Eastern and Western health systems have long been divided on their approach to illness and treatment. Holistic therapies, such as Ayerveda, are prevalent throughout the East and emphasize the importance of the whole system and the interdependence of its parts. Treatment such as this highlights the need to examine an entire lifestyle when treating an illness, to look at diet, social and emotional issues that may be affecting an individual. In the West we more commonly look at the physical manifestation of a symptom and treat it as quite unique from the rest of the body, the treatment of the physique, mind and environment remain quite detached.
Holistic care is quick to impress the importance of the emotional and environmental state on the manifestation of illness, with the belief that many diseases are, on some level, psychosomatic. There are obvious situations here that fall outside of this theory, such as accidental injury.

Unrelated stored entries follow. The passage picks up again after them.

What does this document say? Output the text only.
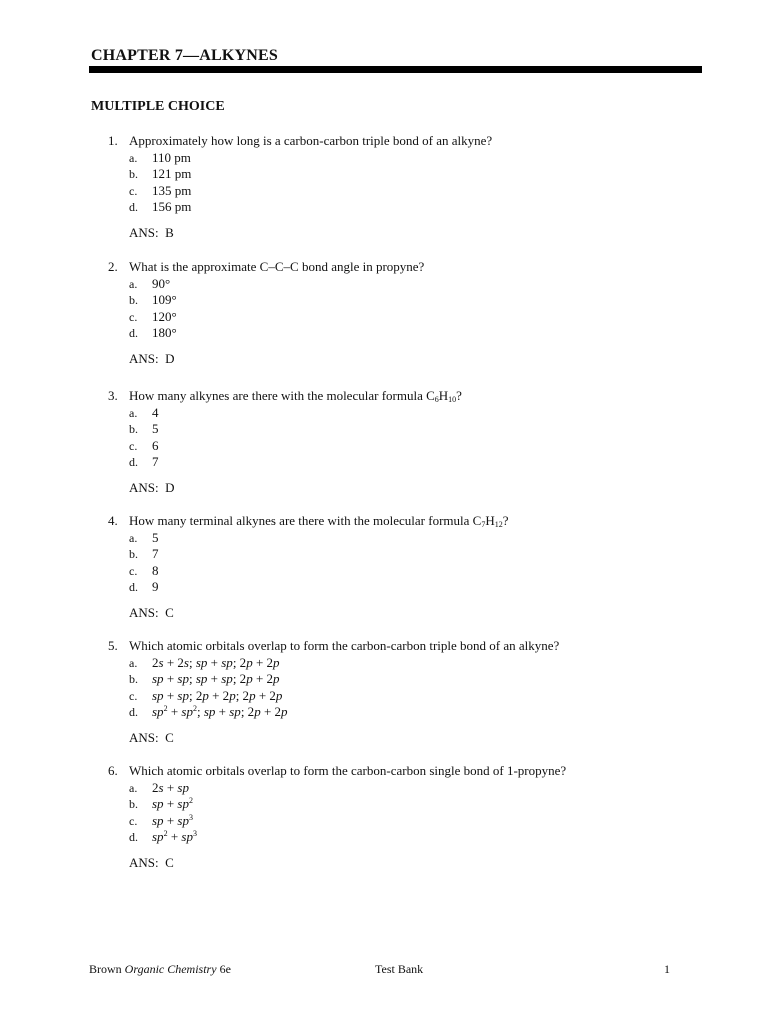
CHAPTER 7—ALKYNES
MULTIPLE CHOICE
1. Approximately how long is a carbon-carbon triple bond of an alkyne?
a. 110 pm
b. 121 pm
c. 135 pm
d. 156 pm
ANS: B
2. What is the approximate C–C–C bond angle in propyne?
a. 90°
b. 109°
c. 120°
d. 180°
ANS: D
3. How many alkynes are there with the molecular formula $C_6H_{10}$?
a. 4
b. 5
c. 6
d. 7
ANS: D
4. How many terminal alkynes are there with the molecular formula $C_7H_{12}$?
a. 5
b. 7
c. 8
d. 9
ANS: C
5. Which atomic orbitals overlap to form the carbon-carbon triple bond of an alkyne?
a. 2s + 2s; sp + sp; 2p + 2p
b. sp + sp; sp + sp; 2p + 2p
c. sp + sp; 2p + 2p; 2p + 2p
d. $sp^2 + sp^2$; sp + sp; 2p + 2p
ANS: C
6. Which atomic orbitals overlap to form the carbon-carbon single bond of 1-propyne?
a. 2s + sp
b. sp + $sp^2$
c. sp + $sp^3$
d. $sp^2 + sp^3$
ANS: C
Brown Organic Chemistry 6e	Test Bank	1
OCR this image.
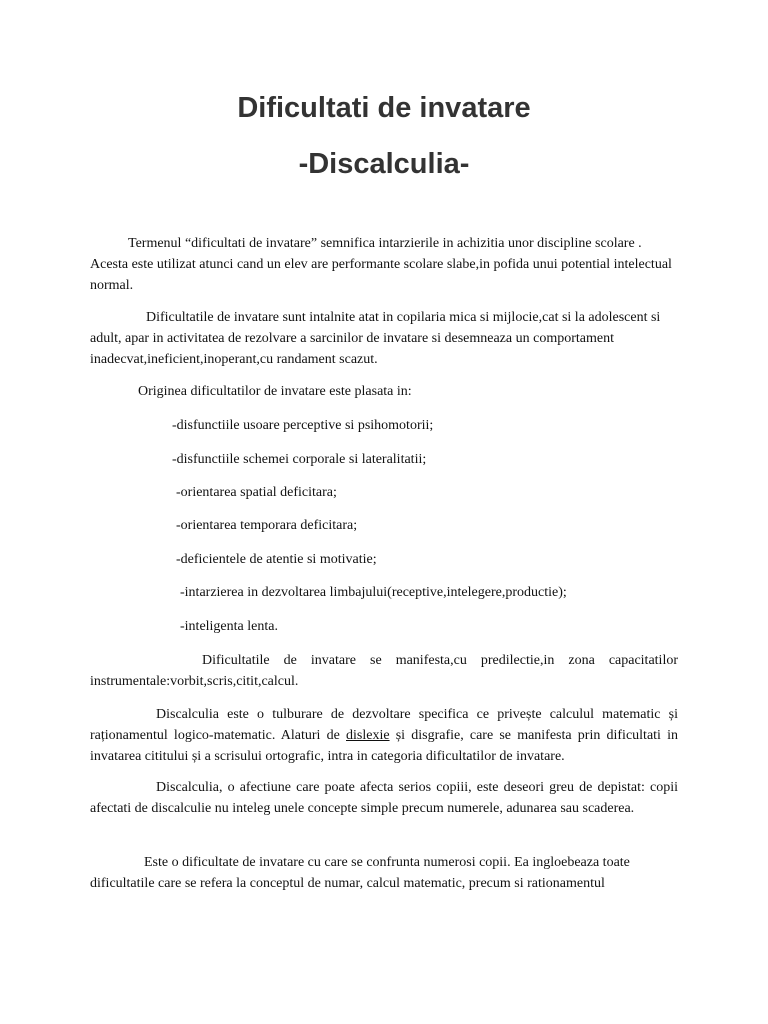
Dificultati de invatare
-Discalculia-

Termenul “dificultati de invatare” semnifica intarzierile in achizitia unor discipline scolare . Acesta este utilizat atunci cand un elev are performante scolare slabe,in pofida unui potential intelectual normal.

Dificultatile de invatare sunt intalnite atat in copilaria mica si mijlocie,cat si la adolescent si adult, apar in activitatea de rezolvare a sarcinilor de invatare si desemneaza un comportament inadecvat,ineficient,inoperant,cu randament scazut.

Originea dificultatilor de invatare este plasata in:

-disfunctiile usoare perceptive si psihomotorii;
-disfunctiile schemei corporale si lateralitatii;
-orientarea spatial deficitara;
-orientarea temporara deficitara;
-deficientele de atentie si motivatie;
-intarzierea in dezvoltarea limbajului(receptive,intelegere,productie);
-inteligenta lenta.

Dificultatile de invatare se manifesta,cu predilectie,in zona capacitatilor instrumentale:vorbit,scris,citit,calcul.

Discalculia este o tulburare de dezvoltare specifica ce privește calculul matematic și raționamentul logico-matematic. Alaturi de dislexie și disgrafie, care se manifesta prin dificultati in invatarea cititului și a scrisului ortografic, intra in categoria dificultatilor de invatare.

Discalculia, o afectiune care poate afecta serios copiii, este deseori greu de depistat: copii afectati de discalculie nu inteleg unele concepte simple precum numerele, adunarea sau scaderea.

Este o dificultate de invatare cu care se confrunta numerosi copii. Ea ingloebeaza toate dificultatile care se refera la conceptul de numar, calcul matematic, precum si rationamentul
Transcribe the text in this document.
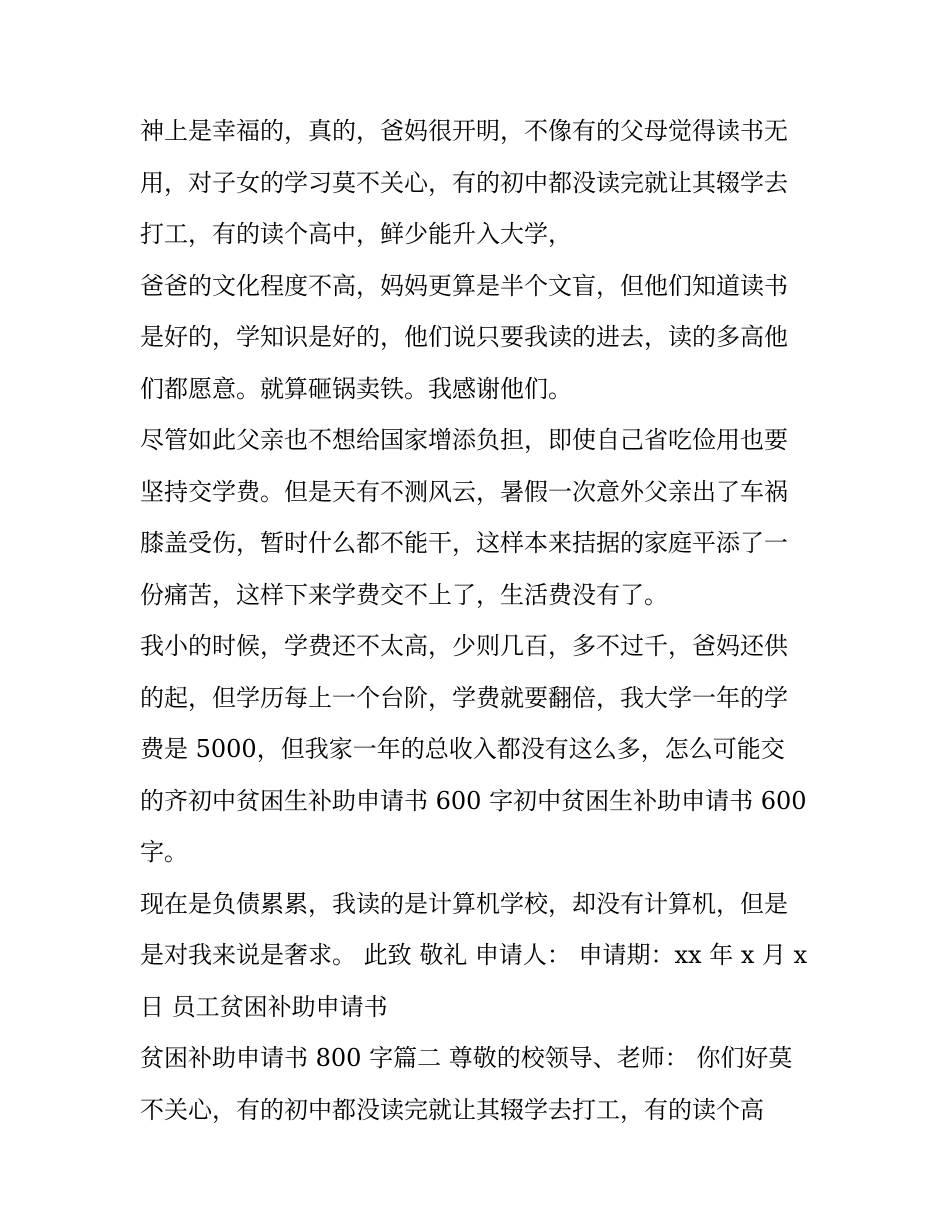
神上是幸福的，真的，爸妈很开明，不像有的父母觉得读书无
用，对子女的学习莫不关心，有的初中都没读完就让其辍学去
打工，有的读个高中，鲜少能升入大学，
爸爸的文化程度不高，妈妈更算是半个文盲，但他们知道读书
是好的，学知识是好的，他们说只要我读的进去，读的多高他
们都愿意。就算砸锅卖铁。我感谢他们。
尽管如此父亲也不想给国家增添负担，即使自己省吃俭用也要
坚持交学费。但是天有不测风云，暑假一次意外父亲出了车祸
膝盖受伤，暂时什么都不能干，这样本来拮据的家庭平添了一
份痛苦，这样下来学费交不上了，生活费没有了。
我小的时候，学费还不太高，少则几百，多不过千，爸妈还供
的起，但学历每上一个台阶，学费就要翻倍，我大学一年的学
费是 5000，但我家一年的总收入都没有这么多，怎么可能交
的齐初中贫困生补助申请书 600 字初中贫困生补助申请书 600
字。
现在是负债累累，我读的是计算机学校，却没有计算机，但是
是对我来说是奢求。 此致 敬礼 申请人： 申请期：xx 年 x 月 x
日 员工贫困补助申请书
贫困补助申请书 800 字篇二 尊敬的校领导、老师： 你们好莫
不关心，有的初中都没读完就让其辍学去打工，有的读个高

However, although these situations are not of psychosomatic creation, an individual’s recovery can be greatly heightened or hindered by their emotional and environmental state.
In the West we are only just beginning to realise this theory. As we witness stress related illness increase throughout our population, from young children right the way through to our older generations, we see an increase in conditions such as high blood pressure, anxiety disorders and addiction, all of which offer a platform on which further illness may manifest.
As our health system has increasingly become dependent on a drug culture, we have seen many miracles of medicine, yet we have also seen the decline of therapeutic care, with drugs seeming to provide the solution to any scenario, take for instance the suggestion that MRSA is the result of doctors over enthusiastically prescribing antibiotics for viral infections.
However in the past few years we have started to see gentle, holistic therapies gradually introduced to the NHS menu, with patients being offered the choice to prescribe to acupuncture or homeopathy as a form of treatment that avoids the use of harsh drugs and examines entire lifestyles in the quest for an appropriate treatment.
Many people are still very sceptical about ‘holistic’ treatment, claiming a lack of scientific evidence as grounds for dismissal, however there is much anecdotal evidence that provides working examples of the success of such care. Adversaries are quick to point to the ‘placebo’ effect of such treatment when questioned about it’s apparent success, however surely this is the point that is made by holistic treatment, that by removing the emotional stress of an illness an individual is able to physically recover.
The issue that needs to be addressed in Western health care is that of choice and access to treatment. By integrating ‘holistic’ care into the NHS we are allowing broad access to treatments previously reserved for those who had the money to pay. By marrying the best of both Eastern and Western medicine we can only endeavour to cater more sensitively to all of those that require care.